The Sri Lanka Media Training Institute (SLMTI) is an autonomous establishment under the Ministry of Mass Media and Information.  It was founded in   1984; as the Sri Lankan Television Training Institute to train professionals in the field of television. The institute was run in collaboration with Friedrich Ebert Stiftung (FES) of Bonn, Federal Republic of Germany, Sri Lanka Rupavahini Corporation (SLRC), and Sri Lanka Foundation Institute (SLFI). At present as the SLMTI the institute has widened its mandate to offers certificates, Diplomas and higher Diplomas in all disciplines related to Mass Media. The Chairman of SLMTI is Dr.

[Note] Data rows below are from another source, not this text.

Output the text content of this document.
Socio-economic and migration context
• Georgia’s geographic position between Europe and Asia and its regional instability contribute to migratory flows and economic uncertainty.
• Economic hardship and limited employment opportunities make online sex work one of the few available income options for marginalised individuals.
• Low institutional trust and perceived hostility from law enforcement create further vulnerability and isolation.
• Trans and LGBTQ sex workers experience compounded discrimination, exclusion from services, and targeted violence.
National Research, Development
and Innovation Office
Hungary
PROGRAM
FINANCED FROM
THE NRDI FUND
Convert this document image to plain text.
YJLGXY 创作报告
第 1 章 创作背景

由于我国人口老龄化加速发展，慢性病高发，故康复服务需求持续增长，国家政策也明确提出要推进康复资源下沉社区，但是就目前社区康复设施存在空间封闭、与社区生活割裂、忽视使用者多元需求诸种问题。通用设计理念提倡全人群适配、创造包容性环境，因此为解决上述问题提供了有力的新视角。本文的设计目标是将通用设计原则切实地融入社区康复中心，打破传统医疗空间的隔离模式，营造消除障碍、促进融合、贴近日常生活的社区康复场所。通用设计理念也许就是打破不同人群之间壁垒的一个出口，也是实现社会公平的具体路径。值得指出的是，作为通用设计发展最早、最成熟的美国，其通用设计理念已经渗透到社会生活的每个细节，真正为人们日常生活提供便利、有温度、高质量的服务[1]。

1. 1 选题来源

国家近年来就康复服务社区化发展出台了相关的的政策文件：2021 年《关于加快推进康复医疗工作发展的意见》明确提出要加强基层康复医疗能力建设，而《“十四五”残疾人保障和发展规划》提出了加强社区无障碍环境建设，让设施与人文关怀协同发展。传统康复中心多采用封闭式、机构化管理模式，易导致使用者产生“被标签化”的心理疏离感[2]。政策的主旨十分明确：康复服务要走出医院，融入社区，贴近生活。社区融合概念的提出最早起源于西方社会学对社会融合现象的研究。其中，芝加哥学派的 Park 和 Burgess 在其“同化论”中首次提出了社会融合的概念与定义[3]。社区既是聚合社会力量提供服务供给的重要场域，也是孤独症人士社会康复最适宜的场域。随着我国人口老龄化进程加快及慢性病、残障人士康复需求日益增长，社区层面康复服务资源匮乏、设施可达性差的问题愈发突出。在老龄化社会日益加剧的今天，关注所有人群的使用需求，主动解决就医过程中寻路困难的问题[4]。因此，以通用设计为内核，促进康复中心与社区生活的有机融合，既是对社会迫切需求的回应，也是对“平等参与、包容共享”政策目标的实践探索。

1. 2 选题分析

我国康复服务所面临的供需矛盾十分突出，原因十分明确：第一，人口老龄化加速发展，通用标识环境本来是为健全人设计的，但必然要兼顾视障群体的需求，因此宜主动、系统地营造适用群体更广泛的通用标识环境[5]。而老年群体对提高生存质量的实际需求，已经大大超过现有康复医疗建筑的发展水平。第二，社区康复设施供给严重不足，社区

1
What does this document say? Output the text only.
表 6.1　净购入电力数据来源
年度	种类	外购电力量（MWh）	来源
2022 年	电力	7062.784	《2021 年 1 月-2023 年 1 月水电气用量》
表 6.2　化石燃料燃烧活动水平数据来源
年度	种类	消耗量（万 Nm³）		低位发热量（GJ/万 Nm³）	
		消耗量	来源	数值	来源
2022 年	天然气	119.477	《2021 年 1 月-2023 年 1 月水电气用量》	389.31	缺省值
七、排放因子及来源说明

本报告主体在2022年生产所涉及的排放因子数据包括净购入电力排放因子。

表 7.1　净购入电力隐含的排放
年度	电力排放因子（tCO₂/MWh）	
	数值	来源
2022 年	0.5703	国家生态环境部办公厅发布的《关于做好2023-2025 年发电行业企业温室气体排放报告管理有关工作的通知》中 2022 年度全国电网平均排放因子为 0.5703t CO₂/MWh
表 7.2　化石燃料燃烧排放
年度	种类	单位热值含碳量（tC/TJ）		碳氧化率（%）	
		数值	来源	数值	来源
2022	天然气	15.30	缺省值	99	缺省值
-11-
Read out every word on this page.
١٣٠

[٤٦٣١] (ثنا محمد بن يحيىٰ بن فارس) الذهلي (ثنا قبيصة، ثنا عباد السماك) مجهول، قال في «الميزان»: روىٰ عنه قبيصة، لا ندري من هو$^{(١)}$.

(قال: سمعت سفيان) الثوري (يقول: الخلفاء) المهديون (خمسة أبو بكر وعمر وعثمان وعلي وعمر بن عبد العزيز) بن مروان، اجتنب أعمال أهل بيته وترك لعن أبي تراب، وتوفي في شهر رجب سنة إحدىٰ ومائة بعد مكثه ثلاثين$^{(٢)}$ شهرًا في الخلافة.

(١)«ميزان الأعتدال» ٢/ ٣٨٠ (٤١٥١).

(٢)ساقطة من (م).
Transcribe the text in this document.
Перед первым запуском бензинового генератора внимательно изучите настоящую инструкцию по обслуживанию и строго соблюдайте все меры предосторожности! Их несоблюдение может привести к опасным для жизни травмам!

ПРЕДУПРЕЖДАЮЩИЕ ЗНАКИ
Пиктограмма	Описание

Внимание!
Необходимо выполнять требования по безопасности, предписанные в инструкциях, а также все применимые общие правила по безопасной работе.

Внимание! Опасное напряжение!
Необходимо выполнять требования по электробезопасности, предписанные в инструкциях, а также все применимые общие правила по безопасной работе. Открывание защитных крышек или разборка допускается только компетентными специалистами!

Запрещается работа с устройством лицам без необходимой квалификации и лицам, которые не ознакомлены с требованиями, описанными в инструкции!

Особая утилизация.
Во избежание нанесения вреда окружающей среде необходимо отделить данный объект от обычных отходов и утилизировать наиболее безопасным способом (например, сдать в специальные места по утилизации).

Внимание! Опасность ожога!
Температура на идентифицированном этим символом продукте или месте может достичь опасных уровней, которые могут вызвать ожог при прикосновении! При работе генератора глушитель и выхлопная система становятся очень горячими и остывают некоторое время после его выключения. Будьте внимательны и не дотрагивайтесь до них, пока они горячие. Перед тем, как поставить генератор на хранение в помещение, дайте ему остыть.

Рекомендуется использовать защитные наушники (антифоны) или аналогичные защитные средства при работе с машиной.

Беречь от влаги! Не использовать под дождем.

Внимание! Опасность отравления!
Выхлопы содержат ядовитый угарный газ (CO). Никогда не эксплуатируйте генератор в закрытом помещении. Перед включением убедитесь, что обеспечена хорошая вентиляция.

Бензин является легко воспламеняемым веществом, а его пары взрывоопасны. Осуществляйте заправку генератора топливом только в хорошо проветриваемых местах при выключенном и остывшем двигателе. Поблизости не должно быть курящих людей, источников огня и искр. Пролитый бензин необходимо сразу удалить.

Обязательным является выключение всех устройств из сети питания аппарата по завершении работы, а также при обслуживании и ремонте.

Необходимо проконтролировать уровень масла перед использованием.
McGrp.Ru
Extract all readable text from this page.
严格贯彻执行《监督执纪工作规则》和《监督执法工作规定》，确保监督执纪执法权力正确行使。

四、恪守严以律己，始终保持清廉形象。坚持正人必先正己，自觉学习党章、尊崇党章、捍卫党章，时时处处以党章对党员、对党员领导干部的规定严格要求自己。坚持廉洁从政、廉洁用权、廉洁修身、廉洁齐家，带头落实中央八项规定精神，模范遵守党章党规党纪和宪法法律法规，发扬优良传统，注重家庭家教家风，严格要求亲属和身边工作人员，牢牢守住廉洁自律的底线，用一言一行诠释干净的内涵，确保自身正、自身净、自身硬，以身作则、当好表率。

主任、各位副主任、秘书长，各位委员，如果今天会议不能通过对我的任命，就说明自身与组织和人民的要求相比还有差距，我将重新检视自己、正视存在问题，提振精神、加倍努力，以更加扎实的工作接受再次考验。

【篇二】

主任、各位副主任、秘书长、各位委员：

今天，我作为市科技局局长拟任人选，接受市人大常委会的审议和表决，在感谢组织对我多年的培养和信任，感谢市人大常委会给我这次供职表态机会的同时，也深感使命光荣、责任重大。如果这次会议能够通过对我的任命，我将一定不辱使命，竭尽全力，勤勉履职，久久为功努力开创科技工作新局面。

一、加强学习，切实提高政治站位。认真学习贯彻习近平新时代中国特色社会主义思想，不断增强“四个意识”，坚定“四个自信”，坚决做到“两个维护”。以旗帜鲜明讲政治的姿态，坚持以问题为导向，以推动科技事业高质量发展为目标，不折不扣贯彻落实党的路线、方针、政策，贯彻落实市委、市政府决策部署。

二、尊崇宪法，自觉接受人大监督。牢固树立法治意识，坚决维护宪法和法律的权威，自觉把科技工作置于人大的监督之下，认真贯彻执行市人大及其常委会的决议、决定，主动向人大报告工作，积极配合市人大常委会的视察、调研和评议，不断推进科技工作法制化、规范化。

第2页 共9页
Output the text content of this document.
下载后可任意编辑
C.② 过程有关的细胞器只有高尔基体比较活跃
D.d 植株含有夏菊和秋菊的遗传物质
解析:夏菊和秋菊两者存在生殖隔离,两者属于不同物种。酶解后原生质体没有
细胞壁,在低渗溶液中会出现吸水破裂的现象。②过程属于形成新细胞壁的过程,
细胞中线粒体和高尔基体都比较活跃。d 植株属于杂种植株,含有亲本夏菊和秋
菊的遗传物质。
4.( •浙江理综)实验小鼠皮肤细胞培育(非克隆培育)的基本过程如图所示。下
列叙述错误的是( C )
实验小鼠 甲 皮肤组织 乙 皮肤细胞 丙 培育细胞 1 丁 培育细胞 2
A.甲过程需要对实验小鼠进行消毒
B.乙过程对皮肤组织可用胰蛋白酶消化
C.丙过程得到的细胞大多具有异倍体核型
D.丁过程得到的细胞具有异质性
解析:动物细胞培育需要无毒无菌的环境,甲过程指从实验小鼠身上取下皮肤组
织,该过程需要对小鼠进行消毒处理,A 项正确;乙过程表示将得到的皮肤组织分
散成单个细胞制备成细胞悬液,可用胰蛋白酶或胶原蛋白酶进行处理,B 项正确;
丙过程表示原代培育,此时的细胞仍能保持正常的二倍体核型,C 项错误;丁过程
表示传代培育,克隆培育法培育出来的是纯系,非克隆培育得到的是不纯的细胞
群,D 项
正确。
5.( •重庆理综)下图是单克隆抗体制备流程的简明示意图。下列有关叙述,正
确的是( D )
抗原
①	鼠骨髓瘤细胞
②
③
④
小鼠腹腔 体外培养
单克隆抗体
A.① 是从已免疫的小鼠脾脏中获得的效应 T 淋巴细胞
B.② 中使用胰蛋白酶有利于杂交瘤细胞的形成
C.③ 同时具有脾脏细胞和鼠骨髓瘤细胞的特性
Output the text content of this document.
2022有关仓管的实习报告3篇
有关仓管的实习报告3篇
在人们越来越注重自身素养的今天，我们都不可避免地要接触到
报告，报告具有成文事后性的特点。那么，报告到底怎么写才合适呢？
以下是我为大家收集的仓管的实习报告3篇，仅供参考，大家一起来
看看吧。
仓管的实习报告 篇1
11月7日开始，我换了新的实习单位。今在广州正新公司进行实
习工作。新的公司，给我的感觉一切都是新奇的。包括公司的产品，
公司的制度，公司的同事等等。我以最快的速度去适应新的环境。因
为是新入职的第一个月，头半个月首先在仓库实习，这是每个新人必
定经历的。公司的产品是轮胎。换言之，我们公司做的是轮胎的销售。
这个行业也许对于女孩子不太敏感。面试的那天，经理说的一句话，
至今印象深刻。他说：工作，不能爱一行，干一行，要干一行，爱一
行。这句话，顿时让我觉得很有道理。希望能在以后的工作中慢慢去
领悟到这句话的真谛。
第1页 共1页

Dharmasena Pathiraja  who is a Sri Lankan film director, screenwriter and an academic.

Courses offered by SLMTI

Certificate Courses
 Certificate in Camera And Lighting Techniques
 Certificate in Non-Linear Video Editing
 Certificate Course in TV Program Production
 Certificate in Web Designing & Development
 TV Presentation & News Reading
 Certificate in Radio Announcing And Production
 Certificate in 3d Animation
 Digital Non-Linear Video Editing (Final Cut Pro)

DIPLOMA COURSES
 Advanced Diploma in Digital Postproduction Technology
 Diploma in Journalism
 Diploma in Film Directing Technology and Aesthetic
 Diploma in Digital Cinematography
 Diploma in English for Media

Facilities
RECORDING STUDIO : Studio Area 150 sq. meter

SLMTI has a recording studio. This studio fulfills the internal training requirements as well as the recording needs of external bodies.